Wat is de relevantie van de reformatorisch wijsgerige traditie voor nu? In welke zin is de reformatorische wijsbegeerte belangrijk geweest voor mensen persoonlijk? Dat zijn vragen die aan de orde komen in de interviewserie Mijn filosofie.  Dick Brüggemann en Jeroen Geelhoed spraken in dit kader als eerste met prof.dr. Roel Kuiper.

Verschillende mensen geven aan dat de reformatorische denktraditie een bevrijding voor hen is geweest. Hoe is dat bij u?

‘De reformatorische wijsbegeerte is voor mij in de eerste plaats existentieel van betekenis geweest. Pas later heeft ze meer theoretische betekenis voor me gekregen. Wat me met name aansprak was de ‘toon’, de ‘sfeer’. Als je bijvoorbeeld kijkt naar het idealisme van Hegel, dan kom je een toon van trots tegen. In het existentialisme een toon van wanhoop. Kijk je naar het Marxisme, dan merk je vooral een toon van achterdocht. In het postmodernisme kom je voor ironie, spot en nihilisme tegen. Binnen de reformatorische wijsbegeerte kwam ik een toon van betrouwbaarheid, van acceptatie van de wereld. Ik heb die sfeer ook in m’n oratie over anti-utopisch denken willen documenteren. Je kunt er rust bij vinden. De aarde en haar volheid zijn van de Here (psalm 24). Die toon van rust en Godsvertrouwen spreekt mij bijzonder aan.’

‘Je zoekt natuurlijk een houding om te kunnen omgaan met het christelijk geloof en de cultuur waarin je leeft.
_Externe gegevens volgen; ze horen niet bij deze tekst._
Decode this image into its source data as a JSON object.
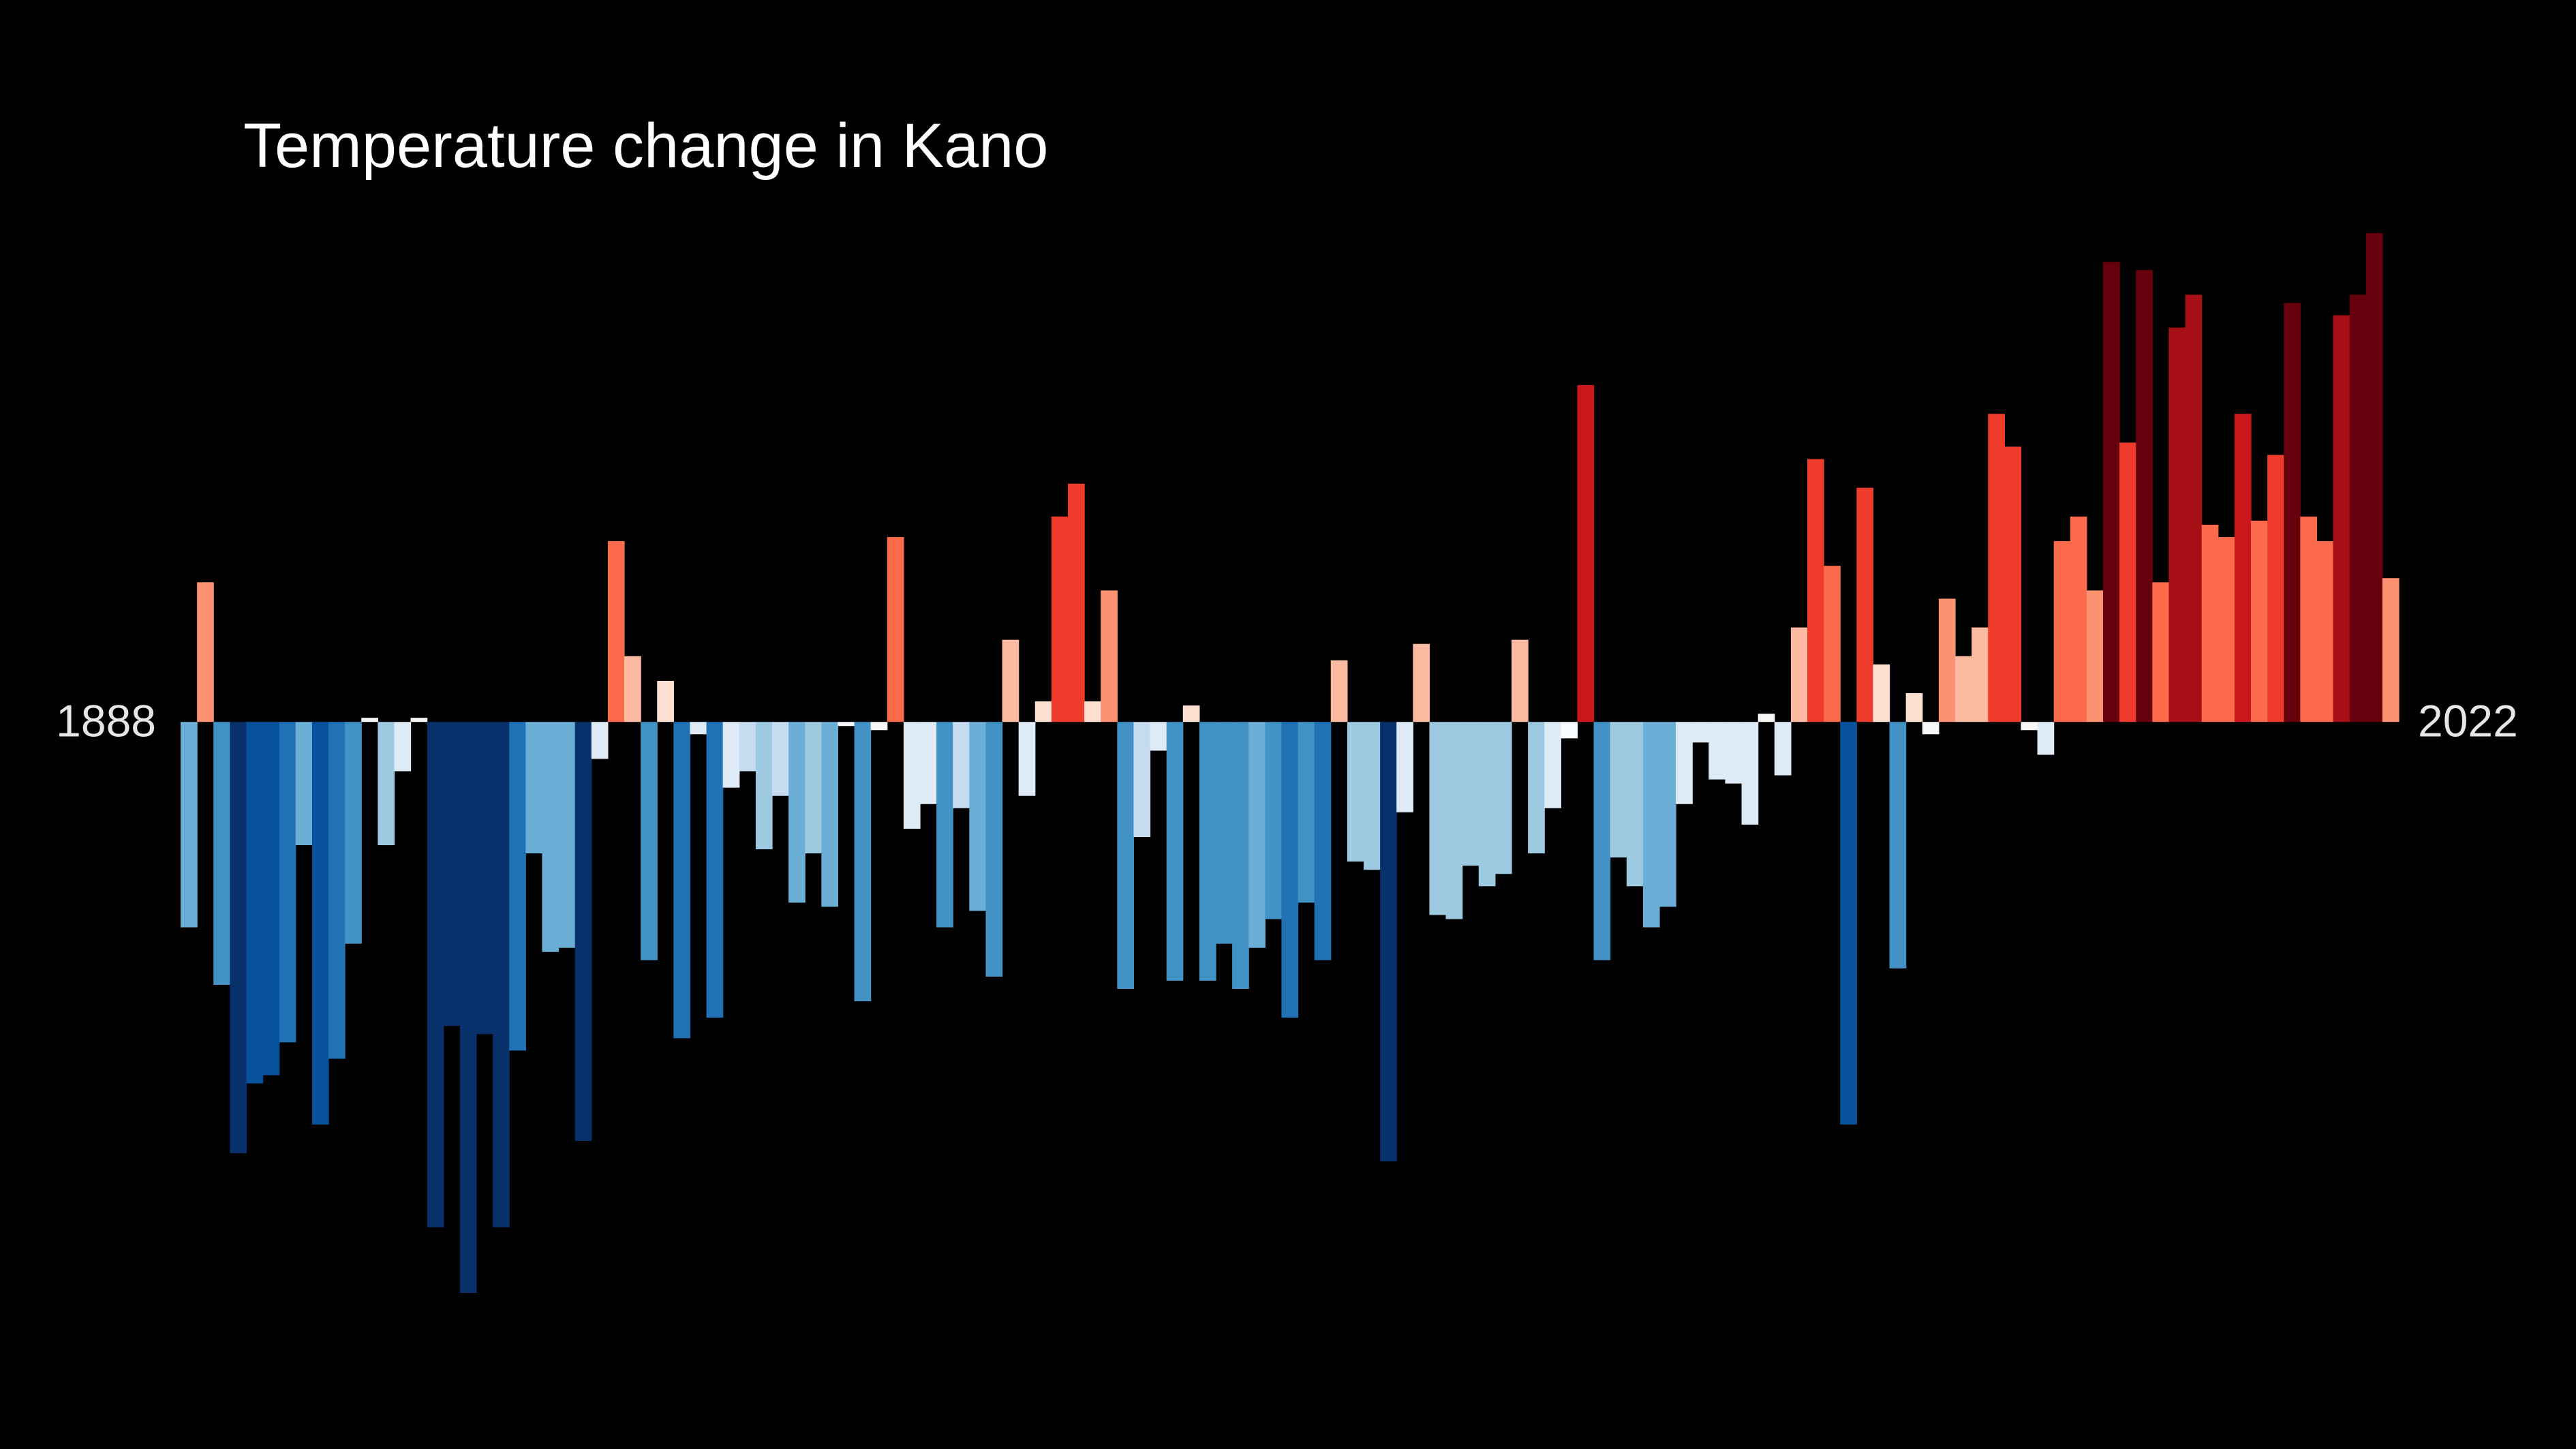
{
  "chart_data": {
    "type": "bar",
    "title": "Temperature change in Kano",
    "categories": [
      "1888",
      null,
      null,
      null,
      null,
      null,
      null,
      null,
      null,
      null,
      null,
      null,
      null,
      null,
      null,
      null,
      null,
      null,
      null,
      null,
      null,
      null,
      null,
      null,
      null,
      null,
      null,
      null,
      null,
      null,
      null,
      null,
      null,
      null,
      null,
      null,
      null,
      null,
      null,
      null,
      null,
      null,
      null,
      null,
      null,
      null,
      null,
      null,
      null,
      null,
      null,
      null,
      null,
      null,
      null,
      null,
      null,
      null,
      null,
      null,
      null,
      null,
      null,
      null,
      null,
      null,
      null,
      null,
      null,
      null,
      null,
      null,
      null,
      null,
      null,
      null,
      null,
      null,
      null,
      null,
      null,
      null,
      null,
      null,
      null,
      null,
      null,
      null,
      null,
      null,
      null,
      null,
      null,
      null,
      null,
      null,
      null,
      null,
      null,
      null,
      null,
      null,
      null,
      null,
      null,
      null,
      null,
      null,
      null,
      null,
      null,
      null,
      null,
      null,
      null,
      null,
      null,
      null,
      null,
      null,
      null,
      null,
      null,
      null,
      null,
      null,
      null,
      null,
      null,
      null,
      null,
      null,
      null,
      null,
      "2022"
    ],
    "values": [
      -0.5,
      0.34,
      -0.64,
      -1.05,
      -0.88,
      -0.86,
      -0.78,
      -0.3,
      -0.98,
      -0.82,
      -0.54,
      0.01,
      -0.3,
      -0.12,
      0.01,
      -1.23,
      -0.74,
      -1.39,
      -0.76,
      -1.23,
      -0.8,
      -0.32,
      -0.56,
      -0.55,
      -1.02,
      -0.09,
      0.44,
      0.16,
      -0.58,
      0.1,
      -0.77,
      -0.03,
      -0.72,
      -0.16,
      -0.12,
      -0.31,
      -0.18,
      -0.44,
      -0.32,
      -0.45,
      -0.01,
      -0.68,
      -0.02,
      0.45,
      -0.26,
      -0.2,
      -0.5,
      -0.21,
      -0.46,
      -0.62,
      0.2,
      -0.18,
      0.05,
      0.5,
      0.58,
      0.05,
      0.32,
      -0.65,
      -0.28,
      -0.07,
      -0.63,
      0.04,
      -0.63,
      -0.54,
      -0.65,
      -0.55,
      -0.48,
      -0.72,
      -0.44,
      -0.58,
      0.15,
      -0.34,
      -0.36,
      -1.07,
      -0.22,
      0.19,
      -0.47,
      -0.48,
      -0.35,
      -0.4,
      -0.37,
      0.2,
      -0.32,
      -0.21,
      -0.04,
      0.82,
      -0.58,
      -0.33,
      -0.4,
      -0.5,
      -0.45,
      -0.2,
      -0.05,
      -0.14,
      -0.15,
      -0.25,
      0.02,
      -0.13,
      0.23,
      0.64,
      0.38,
      -0.98,
      0.57,
      0.14,
      -0.6,
      0.07,
      -0.03,
      0.3,
      0.16,
      0.23,
      0.75,
      0.67,
      -0.02,
      -0.08,
      0.44,
      0.5,
      0.32,
      1.12,
      0.68,
      1.1,
      0.34,
      0.96,
      1.04,
      0.48,
      0.45,
      0.75,
      0.49,
      0.65,
      1.02,
      0.5,
      0.44,
      0.99,
      1.04,
      1.19,
      0.35
    ],
    "colors": [
      "#6baed6",
      "#fc9272",
      "#4292c6",
      "#08306b",
      "#08519c",
      "#08519c",
      "#2171b5",
      "#6baed6",
      "#08519c",
      "#2171b5",
      "#4292c6",
      "#f7f7f7",
      "#9ecae1",
      "#deebf7",
      "#f7f7f7",
      "#08306b",
      "#08306b",
      "#08306b",
      "#08306b",
      "#08306b",
      "#2171b5",
      "#6baed6",
      "#6baed6",
      "#6baed6",
      "#08306b",
      "#deebf7",
      "#fb6a4a",
      "#fcbba1",
      "#4292c6",
      "#fee0d2",
      "#2171b5",
      "#deebf7",
      "#2171b5",
      "#deebf7",
      "#c6dbef",
      "#9ecae1",
      "#c6dbef",
      "#6baed6",
      "#9ecae1",
      "#6baed6",
      "#f7fbff",
      "#4292c6",
      "#f7f7f7",
      "#fb6a4a",
      "#deebf7",
      "#deebf7",
      "#4292c6",
      "#c6dbef",
      "#6baed6",
      "#4292c6",
      "#fcbba1",
      "#deebf7",
      "#fee0d2",
      "#ef3b2c",
      "#ef3b2c",
      "#fee0d2",
      "#fc9272",
      "#4292c6",
      "#c6dbef",
      "#deebf7",
      "#4292c6",
      "#fee0d2",
      "#4292c6",
      "#4292c6",
      "#4292c6",
      "#6baed6",
      "#4292c6",
      "#2171b5",
      "#4292c6",
      "#2171b5",
      "#fcbba1",
      "#9ecae1",
      "#9ecae1",
      "#08306b",
      "#deebf7",
      "#fcbba1",
      "#9ecae1",
      "#9ecae1",
      "#9ecae1",
      "#9ecae1",
      "#9ecae1",
      "#fcbba1",
      "#9ecae1",
      "#deebf7",
      "#f7fbff",
      "#cb181d",
      "#4292c6",
      "#9ecae1",
      "#9ecae1",
      "#6baed6",
      "#6baed6",
      "#deebf7",
      "#deebf7",
      "#deebf7",
      "#deebf7",
      "#deebf7",
      "#f7f7f7",
      "#deebf7",
      "#fcbba1",
      "#ef3b2c",
      "#fb6a4a",
      "#08519c",
      "#ef3b2c",
      "#fee0d2",
      "#4292c6",
      "#fee0d2",
      "#f7f7f7",
      "#fc9272",
      "#fcbba1",
      "#fcbba1",
      "#ef3b2c",
      "#ef3b2c",
      "#f7f7f7",
      "#deebf7",
      "#fb6a4a",
      "#fb6a4a",
      "#fc9272",
      "#67000d",
      "#ef3b2c",
      "#67000d",
      "#fb6a4a",
      "#a50f15",
      "#a50f15",
      "#fb6a4a",
      "#fb6a4a",
      "#cb181d",
      "#fb6a4a",
      "#ef3b2c",
      "#67000d",
      "#fb6a4a",
      "#fb6a4a",
      "#a50f15",
      "#67000d",
      "#67000d",
      "#fc9272"
    ]
  }
}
Ik ben opgegroeid in de jaren ’70 waarin de cultuurkritiek hoogtij vierde. Het christendom was daarin vaak een verdediger van de status quo. Christenen stonden vaak met hun rug tegen de muur. Toch had je wel het gevoel dat sommige kritiek terecht was. Er was een relatie tussen burgerlijke status quo en kerkelijke status quo die terecht aan de orde werd gesteld. Er was ook een ideologische verblindheid aan de andere kant. De reformatorische wijsbegeerte was dan ook bevrijdend voor me in die zin dat ik geloof en cultuurkritiek met elkaar kon verbinden. Het gaf  me de mogelijkheid om kritisch aan te kijken tegen de cultuur. Dat leerde ik vooral ook uit Groens boek ‘Ongeloof en revolutie’, waaruit me duidelijk werd dat cultuur uitdrukking is van geloofsmotieven die vervolgens praktisch doorwerken naar de levenswereld. Groen stelt dat je die geestelijke bewegingen moet kennen, want dat zijn de wortels –de afgoden- die steeds weer opkomen.’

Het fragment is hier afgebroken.